Common Sense Note
Parents need to know that Dope is a coming-of-age story about a self-professed "geek" from one of the toughest neighborhoods in Los Angeles, if not the country. The high school senior dreams of getting into Harvard but first must overcome dangerous circumstances that threaten all of his plans. Expect lots of strong language ("f--k," "motherf--ker," "s--t," the "N" word), teen hormones, substance use/dealing (alcohol, marijuana, Ecstasy), and sexual situations (masturbation and naked breasts, plus lots of talk about virginity, arousal, and more), as well as moments of violence (a deadly shoot-out, threats with words and guns, bullying) and scenes in which a young lesbian is forced to go to her grandmother's church so the churchgoers can "pray away the gay." But Dope also has thought-provoking themes about class and race in the United States and what it takes for a poor African-American teen to get ahead.
A young man masturbates in his bedroom while staring at videos of half-naked women dancing or of a photo of a woman he likes. References to sex, virginity, arousal, and various sex acts. A young woman offers herself sexually to the main character, appearing before him topless and asking him if he's a virgin.
Gang members bully kids, threats are made at gun point, a shoot-out kills and injures people, a young man waves a gun around and then accidentally shoots himself, and verbal threats make it clear that people will be killed if a young man doesn't do as he's told.
Frequent strong language, including many uses of the "N" word (all by African Americans except for one white character who's granted an "exception"); also "f--k," "motherf--ker," "motherf--k," "a--hole," "pussy," "s--t."
Examines/dissects assumptions regarding class and race. Malcolm's story arc explores how difficult it is for impoverished young people to escape poverty and better themselves. But paralleling this is the grim idea that no matter how much someone from poverty does better themselves, the worst will always be assumed.

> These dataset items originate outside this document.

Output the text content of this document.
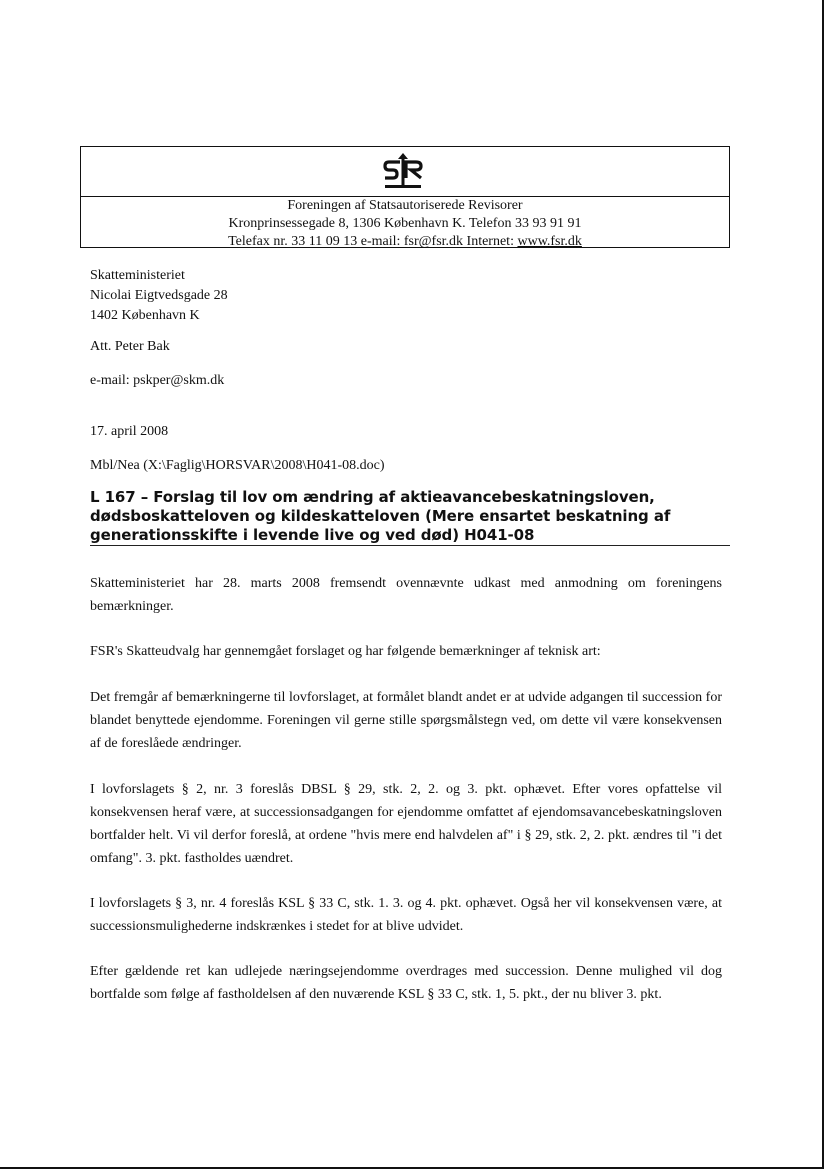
Foreningen af Statsautoriserede Revisorer
Kronprinsessegade 8, 1306 København K. Telefon 33 93 91 91
Telefax nr. 33 11 09 13 e-mail: fsr@fsr.dk Internet: www.fsr.dk
Skatteministeriet
Nicolai Eigtvedsgade 28
1402 København K
Att. Peter Bak
e-mail: pskper@skm.dk
17. april 2008
Mbl/Nea (X:\Faglig\HORSVAR\2008\H041-08.doc)
L 167 – Forslag til lov om ændring af aktieavancebeskatningsloven,
dødsboskatteloven og kildeskatteloven (Mere ensartet beskatning af
generationsskifte i levende live og ved død) H041-08
Skatteministeriet har 28. marts 2008 fremsendt ovennævnte udkast med anmodning om foreningens bemærkninger.
FSR's Skatteudvalg har gennemgået forslaget og har følgende bemærkninger af teknisk art:
Det fremgår af bemærkningerne til lovforslaget, at formålet blandt andet er at udvide adgangen til succession for blandet benyttede ejendomme. Foreningen vil gerne stille spørgsmålstegn ved, om dette vil være konsekvensen af de foreslåede ændringer.
I lovforslagets § 2, nr. 3 foreslås DBSL § 29, stk. 2, 2. og 3. pkt. ophævet. Efter vores opfattelse vil konsekvensen heraf være, at successionsadgangen for ejendomme omfattet af ejendomsavancebeskatningsloven bortfalder helt. Vi vil derfor foreslå, at ordene "hvis mere end halvdelen af" i § 29, stk. 2, 2. pkt. ændres til "i det omfang". 3. pkt. fastholdes uændret.
I lovforslagets § 3, nr. 4 foreslås KSL § 33 C, stk. 1. 3. og 4. pkt. ophævet. Også her vil konsekvensen være, at successionsmulighederne indskrænkes i stedet for at blive udvidet.
Efter gældende ret kan udlejede næringsejendomme overdrages med succession. Denne mulighed vil dog bortfalde som følge af fastholdelsen af den nuværende KSL § 33 C, stk. 1, 5. pkt., der nu bliver 3. pkt.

Products/logos seen include Adidas, MTV, Beats by Dr. Dre, Maserati, Ancestry.com, Mini Cooper, PATTA, Bang & Olufsen.
Drugs / Tobacco /
Frequent underage drinking and drug use (marijuana, MDMA) at parties, clubs, and in private. One young woman is so drugged that she vomits, urinates in public, and temporarily passes out while driving. Teens and young adults capture and upload videos of themselves and others on "Molly" (or "Lily," as it's called in the film).